At the conference there were miscommunications all the time. There are language differences. Did you say I heard you or I hurt you? And there are cultural differences that make globalisation a farce. What is the difference between a pair and a couple? Our Polish carer pronounces Tim as team. Like an experimental play, where several actors play the same character, collectively we make a good Tim.

In my working life I have made a study of institutional care.

Anna: I can’t do it any more. She is at the limits of her endurance. So am I. But how can institutional care be the answer? If she rejects help from those who know her and love her, how can the comfort of strangers be better?

I can hear her with the carer: No. No.

The more she protests, the more she is being dragged towards the fate that she is most protesting against. I experience a voice inside of me begging her to be cooperative, to be grateful even for what she has got, impossible demands as she fights back instinctively against the closing down of her life.

So what is the organisation-in-the-mind that we are so fearful of?
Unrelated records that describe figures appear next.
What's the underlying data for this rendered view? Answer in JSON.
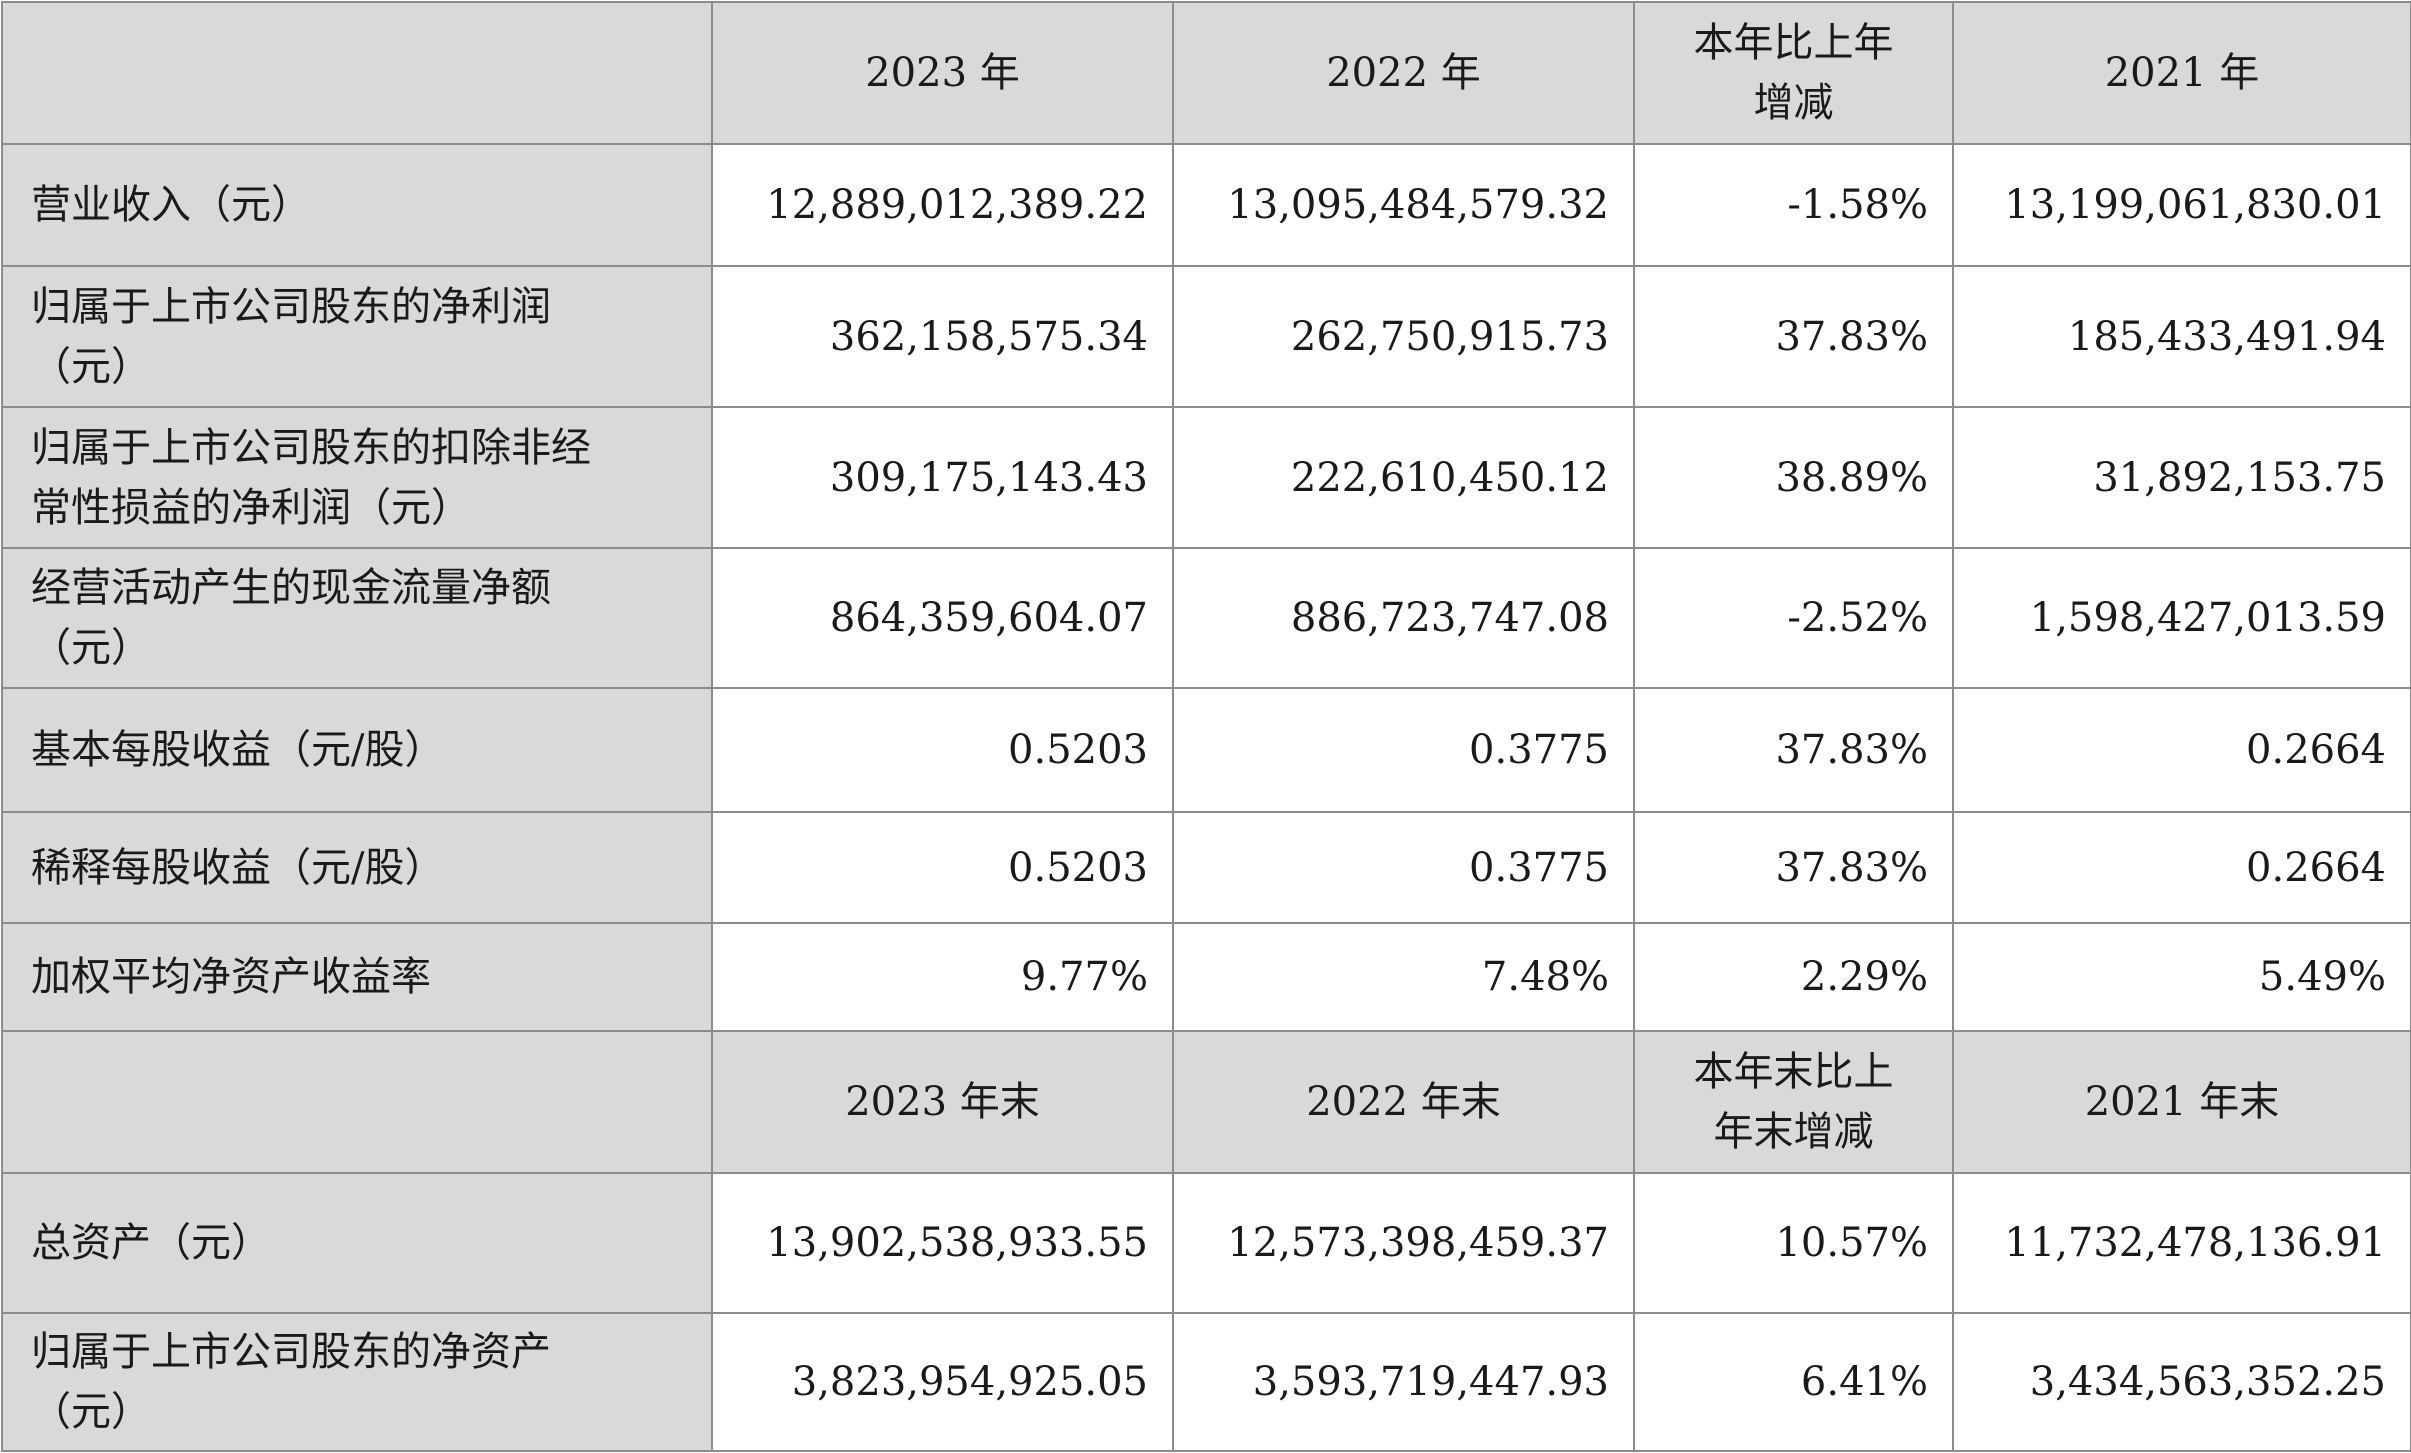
{
  "header1": {
    "c1": "2023 年",
    "c2": "2022 年",
    "c3_line1": "本年比上年",
    "c3_line2": "增减",
    "c4": "2021 年"
  },
  "rows1": [
    {
      "label_line1": "营业收入（元）",
      "label_line2": "",
      "v2023": "12,889,012,389.22",
      "v2022": "13,095,484,579.32",
      "change": "-1.58%",
      "v2021": "13,199,061,830.01"
    },
    {
      "label_line1": "归属于上市公司股东的净利润",
      "label_line2": "（元）",
      "v2023": "362,158,575.34",
      "v2022": "262,750,915.73",
      "change": "37.83%",
      "v2021": "185,433,491.94"
    },
    {
      "label_line1": "归属于上市公司股东的扣除非经",
      "label_line2": "常性损益的净利润（元）",
      "v2023": "309,175,143.43",
      "v2022": "222,610,450.12",
      "change": "38.89%",
      "v2021": "31,892,153.75"
    },
    {
      "label_line1": "经营活动产生的现金流量净额",
      "label_line2": "（元）",
      "v2023": "864,359,604.07",
      "v2022": "886,723,747.08",
      "change": "-2.52%",
      "v2021": "1,598,427,013.59"
    },
    {
      "label_line1": "基本每股收益（元/股）",
      "label_line2": "",
      "v2023": "0.5203",
      "v2022": "0.3775",
      "change": "37.83%",
      "v2021": "0.2664"
    },
    {
      "label_line1": "稀释每股收益（元/股）",
      "label_line2": "",
      "v2023": "0.5203",
      "v2022": "0.3775",
      "change": "37.83%",
      "v2021": "0.2664"
    },
    {
      "label_line1": "加权平均净资产收益率",
      "label_line2": "",
      "v2023": "9.77%",
      "v2022": "7.48%",
      "change": "2.29%",
      "v2021": "5.49%"
    }
  ],
  "header2": {
    "c1": "2023 年末",
    "c2": "2022 年末",
    "c3_line1": "本年末比上",
    "c3_line2": "年末增减",
    "c4": "2021 年末"
  },
  "rows2": [
    {
      "label_line1": "总资产（元）",
      "label_line2": "",
      "v2023": "13,902,538,933.55",
      "v2022": "12,573,398,459.37",
      "change": "10.57%",
      "v2021": "11,732,478,136.91"
    },
    {
      "label_line1": "归属于上市公司股东的净资产",
      "label_line2": "（元）",
      "v2023": "3,823,954,925.05",
      "v2022": "3,593,719,447.93",
      "change": "6.41%",
      "v2021": "3,434,563,352.25"
    }
  ]
}
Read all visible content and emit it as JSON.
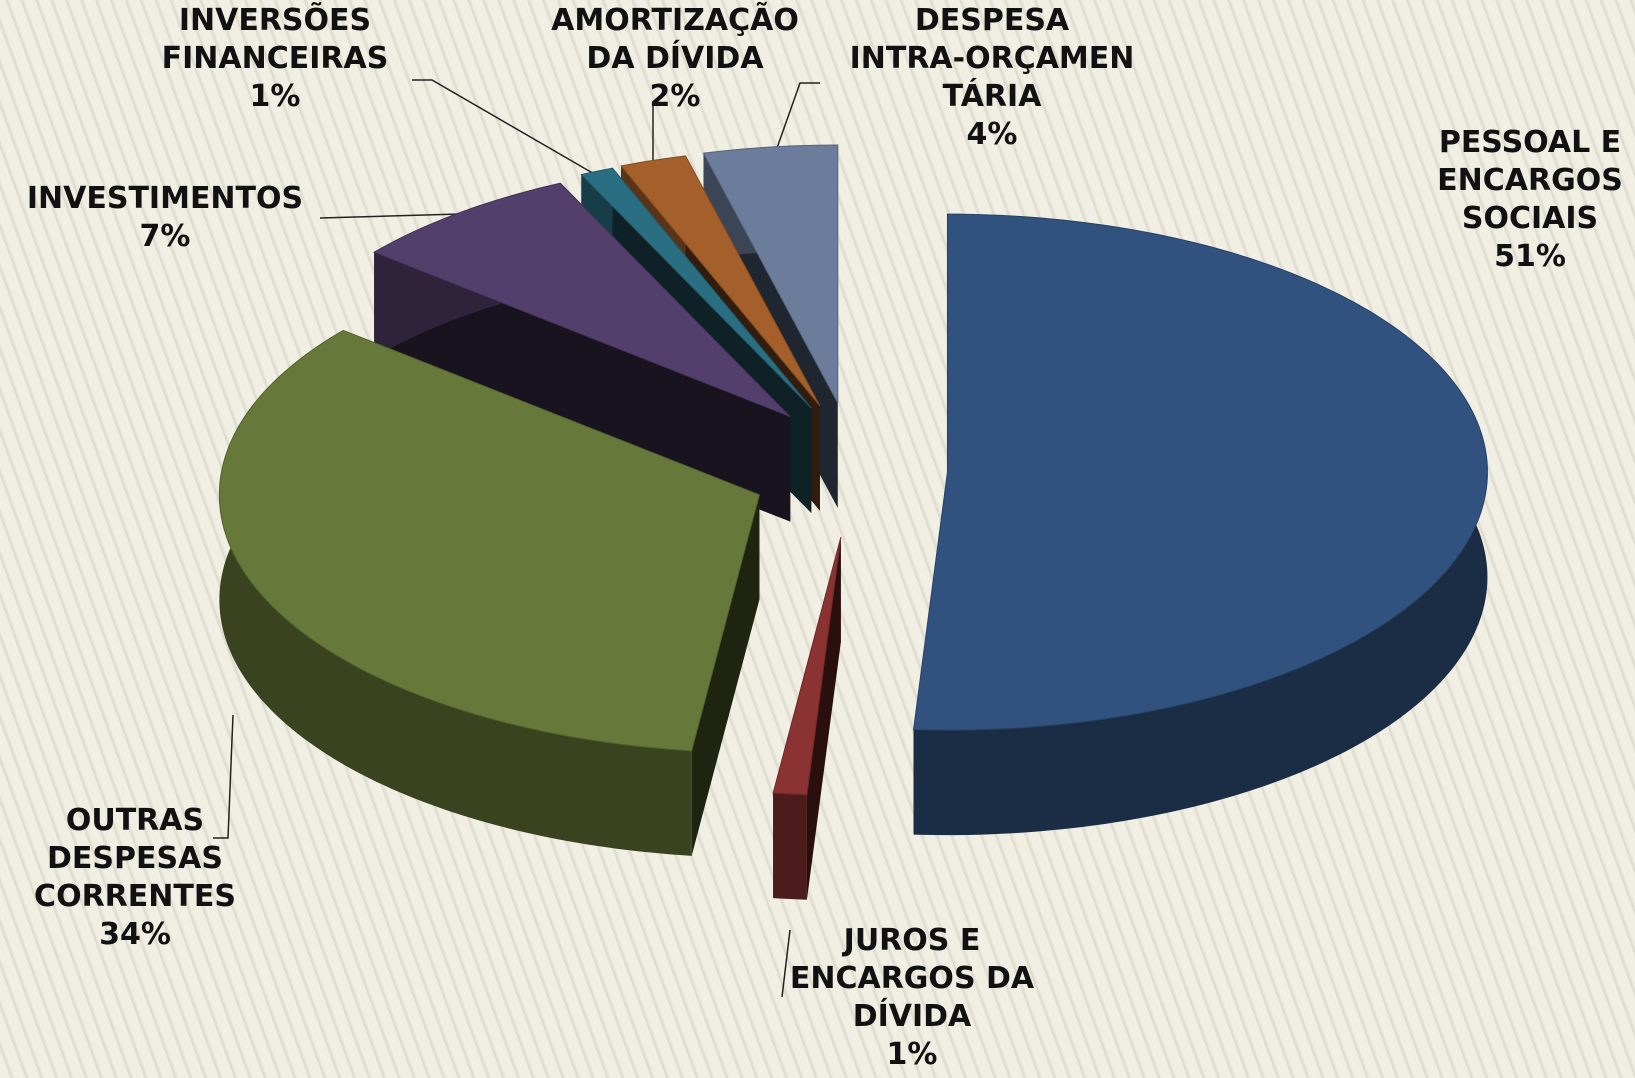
{
  "chart_data": {
    "type": "pie",
    "categories": [
      "PESSOAL E\nENCARGOS\nSOCIAIS",
      "JUROS E\nENCARGOS DA\nDÍVIDA",
      "OUTRAS\nDESPESAS\nCORRENTES",
      "INVESTIMENTOS",
      "INVERSÕES\nFINANCEIRAS",
      "AMORTIZAÇÃO\nDA DÍVIDA",
      "DESPESA\nINTRA-ORÇAMEN\nTÁRIA"
    ],
    "values": [
      51,
      1,
      34,
      7,
      1,
      2,
      4
    ],
    "value_labels": [
      "51%",
      "1%",
      "34%",
      "7%",
      "1%",
      "2%",
      "4%"
    ],
    "colors": [
      "#31527e",
      "#8b3232",
      "#67793a",
      "#533f6b",
      "#2a6e82",
      "#a45f2a",
      "#6b7d9b"
    ]
  }
}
Someone must have been telling lies about Joseph K. for without having done anything wrong he was arrested one fine morning. (Opening sentence of The Trial, Franz Kafka.)

Anna keeps asking: What have I done wrong?

The carer says that Anna is ‘going to panel’ tomorrow. We don’t know what questions will be asked or answers given. This unseen tribunal decides what resources we may have or not.

Coming back from a group relations conference, I realise that we are fearful of a management that hates us.